President Salovey’s email listing changes aimed “toward a better Yale” was silent on Next Yale’s demand for an ethnic studies requirement. But the demand deserves a response, if only because it raises a good question: What should a Yale education be for, if it is for anything in particular?
Well, some kind of knowledge. What kind? Yale students are a diverse group. We come from many cultures and climes, and have numerous interests. It seems with all of this diversity, the only thing Yale can hope to do is to provide us with knowledge of what we share: our humanity. A Yale education ought to provide, at the very least, humanistic knowledge.
What is humanistic knowledge? Or rather, what are the questions that all humans should ask?
Some will reply immediately that the search for the “human” questions is hopeless. Instead, all thought, and therefore all opinion about human questions, is nothing more than the product of circumstance. The Socratic inquiry into virtue and knowledge is just the quaint musing of an aristocratic, heterosexual male, who founded a discourse that has for centuries oppressed the non-aristocratic portion of humanity.
If that is so, not only should we scotch the “great books,” we should ignore most of the ideas and perspectives they offer. More crucial are the questions of our own circumstances, and the question of ethnicity is surely one of them. An ethnic studies class is therefore as properly a part of a Yalie’s education today as classical philosophy was of the educations of Yalies past.
As others before me have shown, arguing that a thought or work is merely a “product of its time” — and therefore important only historically, not philosophically — is self-defeating. How is that thought itself not a product of its time? We would have to stand outside history — outside time and circumstance — to answer that question.
So all thought is a product of its time — an assertion that, “as a product of its time,” would deserve not a wit of attention, except as an interesting historical artifact — or we stand outside history (a pretty arrogant assumption). Or, perhaps, we are starting from basically the same perspective as people of other cultures and times, and can therefore learn from other cultures and times about things that concern us.

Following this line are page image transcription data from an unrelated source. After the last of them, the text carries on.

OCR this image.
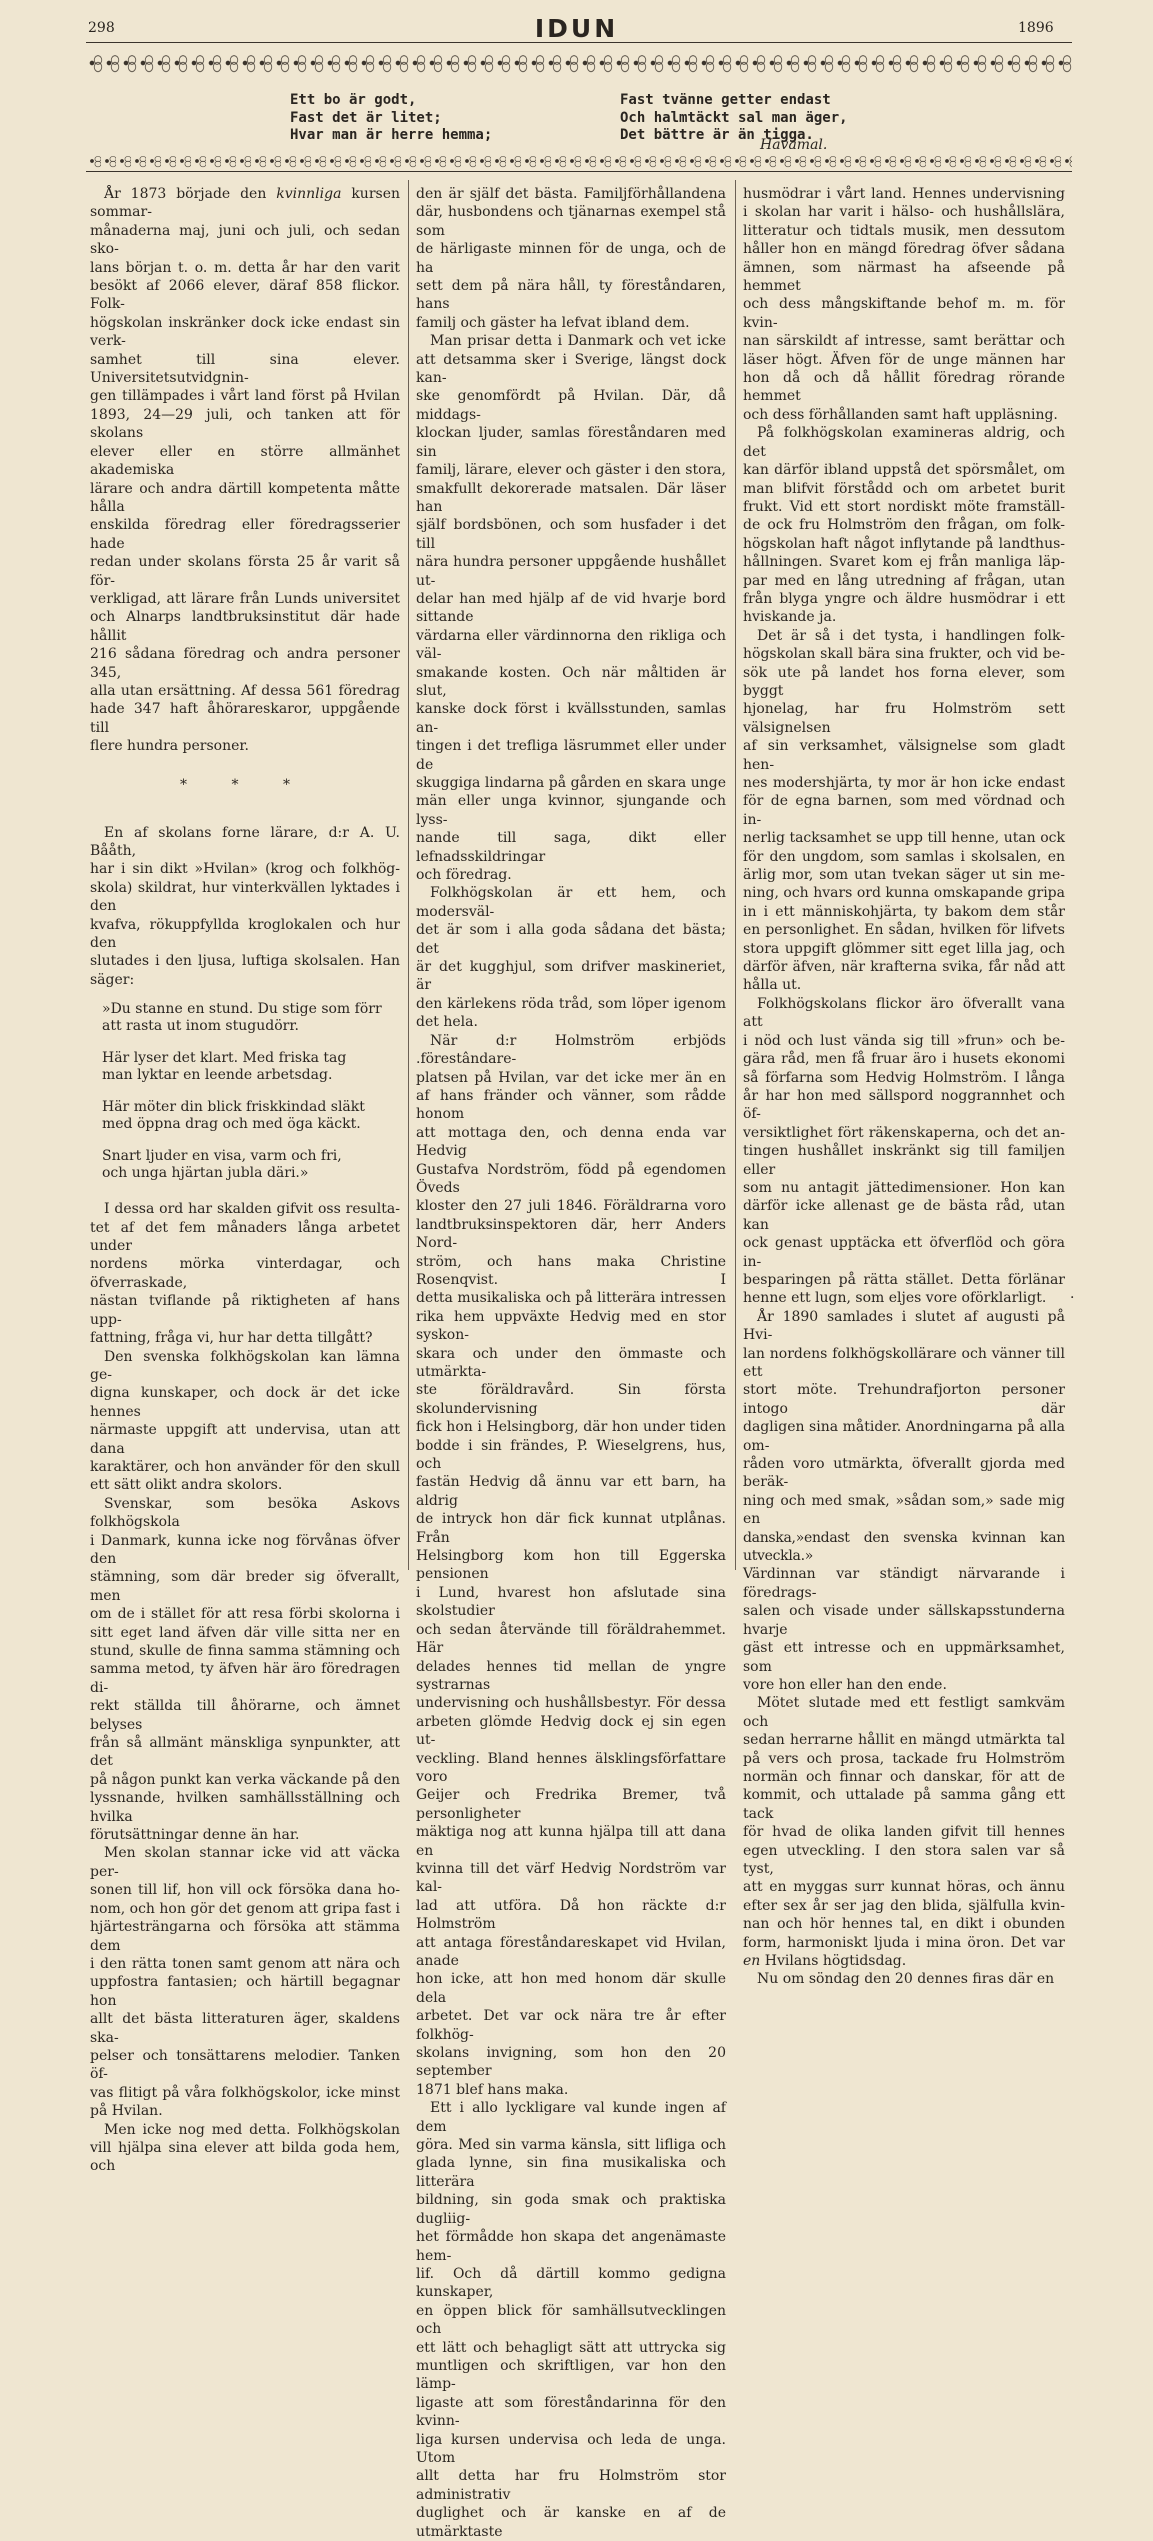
298	IDUN	1896
Ett bo är godt,
Fast det är litet;
Hvar man är herre hemma;
Fast tvänne getter endast
Och halmtäckt sal man äger,
Det bättre är än tigga.
Havamal.
År 1873 började den kvinnliga kursen sommar-
månaderna maj, juni och juli, och sedan sko-
lans början t. o. m. detta år har den varit
besökt af 2066 elever, däraf 858 flickor. Folk-
högskolan inskränker dock icke endast sin verk-
samhet till sina elever. Universitetsutvidgnin-
gen tillämpades i vårt land först på Hvilan
1893, 24—29 juli, och tanken att för skolans
elever eller en större allmänhet akademiska
lärare och andra därtill kompetenta måtte hålla
enskilda föredrag eller föredragsserier hade
redan under skolans första 25 år varit så för-
verkligad, att lärare från Lunds universitet
och Alnarps landtbruksinstitut där hade hållit
216 sådana föredrag och andra personer 345,
alla utan ersättning. Af dessa 561 föredrag
hade 347 haft åhörareskaror, uppgående till
flere hundra personer.
* * *
En af skolans forne lärare, d:r A. U. Bååth,
har i sin dikt »Hvilan» (krog och folkhög-
skola) skildrat, hur vinterkvällen lyktades i den
kvafva, rökuppfyllda kroglokalen och hur den
slutades i den ljusa, luftiga skolsalen. Han
säger:
»Du stanne en stund. Du stige som förr
att rasta ut inom stugudörr.
Här lyser det klart. Med friska tag
man lyktar en leende arbetsdag.
Här möter din blick friskkindad släkt
med öppna drag och med öga käckt.
Snart ljuder en visa, varm och fri,
och unga hjärtan jubla däri.»
I dessa ord har skalden gifvit oss resulta-
tet af det fem månaders långa arbetet under
nordens mörka vinterdagar, och öfverraskade,
nästan tviflande på riktigheten af hans upp-
fattning, fråga vi, hur har detta tillgått?
Den svenska folkhögskolan kan lämna ge-
digna kunskaper, och dock är det icke hennes
närmaste uppgift att undervisa, utan att dana
karaktärer, och hon använder för den skull
ett sätt olikt andra skolors.
Svenskar, som besöka Askovs folkhögskola
i Danmark, kunna icke nog förvånas öfver den
stämning, som där breder sig öfverallt, men
om de i stället för att resa förbi skolorna i
sitt eget land äfven där ville sitta ner en
stund, skulle de finna samma stämning och
samma metod, ty äfven här äro föredragen di-
rekt ställda till åhörarne, och ämnet belyses
från så allmänt mänskliga synpunkter, att det
på någon punkt kan verka väckande på den
lyssnande, hvilken samhällsställning och hvilka
förutsättningar denne än har.
Men skolan stannar icke vid att väcka per-
sonen till lif, hon vill ock försöka dana ho-
nom, och hon gör det genom att gripa fast i
hjärtesträngarna och försöka att stämma dem
i den rätta tonen samt genom att nära och
uppfostra fantasien; och härtill begagnar hon
allt det bästa litteraturen äger, skaldens ska-
pelser och tonsättarens melodier. Tanken öf-
vas flitigt på våra folkhögskolor, icke minst
på Hvilan.
Men icke nog med detta. Folkhögskolan
vill hjälpa sina elever att bilda goda hem, och
den är själf det bästa. Familjförhållandena
där, husbondens och tjänarnas exempel stå som
de härligaste minnen för de unga, och de ha
sett dem på nära håll, ty föreståndaren, hans
familj och gäster ha lefvat ibland dem.
Man prisar detta i Danmark och vet icke
att detsamma sker i Sverige, längst dock kan-
ske genomfördt på Hvilan. Där, då middags-
klockan ljuder, samlas föreståndaren med sin
familj, lärare, elever och gäster i den stora,
smakfullt dekorerade matsalen. Där läser han
själf bordsbönen, och som husfader i det till
nära hundra personer uppgående hushållet ut-
delar han med hjälp af de vid hvarje bord sittande
värdarna eller värdinnorna den rikliga och väl-
smakande kosten. Och när måltiden är slut,
kanske dock först i kvällsstunden, samlas an-
tingen i det trefliga läsrummet eller under de
skuggiga lindarna på gården en skara unge
män eller unga kvinnor, sjungande och lyss-
nande till saga, dikt eller lefnadsskildringar
och föredrag.
Folkhögskolan är ett hem, och modersväl-
det är som i alla goda sådana det bästa; det
är det kugghjul, som drifver maskineriet, är
den kärlekens röda tråd, som löper igenom
det hela.
När d:r Holmström erbjöds .förestândare-
platsen på Hvilan, var det icke mer än en
af hans fränder och vänner, som rådde honom
att mottaga den, och denna enda var Hedvig
Gustafva Nordström, född på egendomen Öveds
kloster den 27 juli 1846. Föräldrarna voro
landtbruksinspektoren där, herr Anders Nord-
ström, och hans maka Christine Rosenqvist. I
detta musikaliska och på litterära intressen
rika hem uppväxte Hedvig med en stor syskon-
skara och under den ömmaste och utmärkta-
ste föräldravård. Sin första skolundervisning
fick hon i Helsingborg, där hon under tiden
bodde i sin frändes, P. Wieselgrens, hus, och
fastän Hedvig då ännu var ett barn, ha aldrig
de intryck hon där fick kunnat utplånas. Från
Helsingborg kom hon till Eggerska pensionen
i Lund, hvarest hon afslutade sina skolstudier
och sedan återvände till föräldrahemmet. Här
delades hennes tid mellan de yngre systrarnas
undervisning och hushållsbestyr. För dessa
arbeten glömde Hedvig dock ej sin egen ut-
veckling. Bland hennes älsklingsförfattare voro
Geijer och Fredrika Bremer, två personligheter
mäktiga nog att kunna hjälpa till att dana en
kvinna till det värf Hedvig Nordström var kal-
lad att utföra. Då hon räckte d:r Holmström
att antaga föreståndareskapet vid Hvilan, anade
hon icke, att hon med honom där skulle dela
arbetet. Det var ock nära tre år efter folkhög-
skolans invigning, som hon den 20 september
1871 blef hans maka.
Ett i allo lyckligare val kunde ingen af dem
göra. Med sin varma känsla, sitt lifliga och
glada lynne, sin fina musikaliska och litterära
bildning, sin goda smak och praktiska dugliig-
het förmådde hon skapa det angenämaste hem-
lif. Och då därtill kommo gedigna kunskaper,
en öppen blick för samhällsutvecklingen och
ett lätt och behagligt sätt att uttrycka sig
muntligen och skriftligen, var hon den lämp-
ligaste att som föreståndarinna för den kvinn-
liga kursen undervisa och leda de unga. Utom
allt detta har fru Holmström stor administrativ
duglighet och är kanske en af de utmärktaste
husmödrar i vårt land. Hennes undervisning
i skolan har varit i hälso- och hushållslära,
litteratur och tidtals musik, men dessutom
håller hon en mängd föredrag öfver sådana
ämnen, som närmast ha afseende på hemmet
och dess mångskiftande behof m. m. för kvin-
nan särskildt af intresse, samt berättar och
läser högt. Äfven för de unge männen har
hon då och då hållit föredrag rörande hemmet
och dess förhållanden samt haft uppläsning.
På folkhögskolan examineras aldrig, och det
kan därför ibland uppstå det spörsmålet, om
man blifvit förstådd och om arbetet burit
frukt. Vid ett stort nordiskt möte framställ-
de ock fru Holmström den frågan, om folk-
högskolan haft något inflytande på landthus-
hållningen. Svaret kom ej från manliga läp-
par med en lång utredning af frågan, utan
från blyga yngre och äldre husmödrar i ett
hviskande ja.
Det är så i det tysta, i handlingen folk-
högskolan skall bära sina frukter, och vid be-
sök ute på landet hos forna elever, som byggt
hjonelag, har fru Holmström sett välsignelsen
af sin verksamhet, välsignelse som gladt hen-
nes modershjärta, ty mor är hon icke endast
för de egna barnen, som med vördnad och in-
nerlig tacksamhet se upp till henne, utan ock
för den ungdom, som samlas i skolsalen, en
ärlig mor, som utan tvekan säger ut sin me-
ning, och hvars ord kunna omskapande gripa
in i ett människohjärta, ty bakom dem står
en personlighet. En sådan, hvilken för lifvets
stora uppgift glömmer sitt eget lilla jag, och
därför äfven, när krafterna svika, får nåd att
hålla ut.
Folkhögskolans flickor äro öfverallt vana att
i nöd och lust vända sig till »frun» och be-
gära råd, men få fruar äro i husets ekonomi
så förfarna som Hedvig Holmström. I långa
år har hon med sällspord noggrannhet och öf-
versiktlighet fört räkenskaperna, och det an-
tingen hushållet inskränkt sig till familjen eller
som nu antagit jättedimensioner. Hon kan
därför icke allenast ge de bästa råd, utan kan
ock genast upptäcka ett öfverflöd och göra in-
besparingen på rätta stället. Detta förlänar
henne ett lugn, som eljes vore oförklarligt.
År 1890 samlades i slutet af augusti på Hvi-
lan nordens folkhögskollärare och vänner till ett
stort möte. Trehundrafjorton personer intogo där
dagligen sina måtider. Anordningarna på alla om-
råden voro utmärkta, öfverallt gjorda med beräk-
ning och med smak, »sådan som,» sade mig en
danska,»endast den svenska kvinnan kan utveckla.»
Värdinnan var ständigt närvarande i föredrags-
salen och visade under sällskapsstunderna hvarje
gäst ett intresse och en uppmärksamhet, som
vore hon eller han den ende.
Mötet slutade med ett festligt samkväm och
sedan herrarne hållit en mängd utmärkta tal
på vers och prosa, tackade fru Holmström
normän och finnar och danskar, för att de
kommit, och uttalade på samma gång ett tack
för hvad de olika landen gifvit till hennes
egen utveckling. I den stora salen var så tyst,
att en myggas surr kunnat höras, och ännu
efter sex år ser jag den blida, själfulla kvin-
nan och hör hennes tal, en dikt i obunden
form, harmoniskt ljuda i mina öron. Det var
en Hvilans högtidsdag.
Nu om söndag den 20 dennes firas där en
·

And a fundamentally common perspective is required if we are to learn from one another. There cannot be dialogue unless others can understand our ideas as we understand and wish to convey them. Otherwise we are not really having a discussion: all are simply donning their critical lenses to see through what others say to grasp merely whatever circumstance caused them to say it.
Which brings us to ethnic studies. It seems that ethnicity is not inherently a part of the human experience, the way politics, friendship, and beauty are. We invented it as a category to divide human beings. It is not an issue for humans qua humans, but an issue for certain people depending on where they find themselves. Surely not all communities have dealt with questions of ethnicity, and surely many people even today go through their lives without it concerning them. But the same is not true of the political questions raised by “The Republic.” We have yet to find the community without politics.
None of this is to say that ethnicity isn’t worth studying. Rather, ethnicity is just one of many matters our leaders will have to address. It properly belongs on the list of subjects in which one might specialize, but not on the list of matters which a humanistic education must by its very nature address.
Some will reply that an education that does not address an issue as urgent as ethnicity is inherently lacking. But we can only address ethnicity as, say, a political issue if we first know how to address political questions as such. That is, before we inquire into the peculiarities of ethnicity in America, we should ask the general questions about the proper role for politics and law in human life.
And our answers will help us address not only ethnicity but also other matters. Our problems are not so unique. It is in discovering their eternity, and their similarity with the problems of “other” times and places, that a liberal education begins.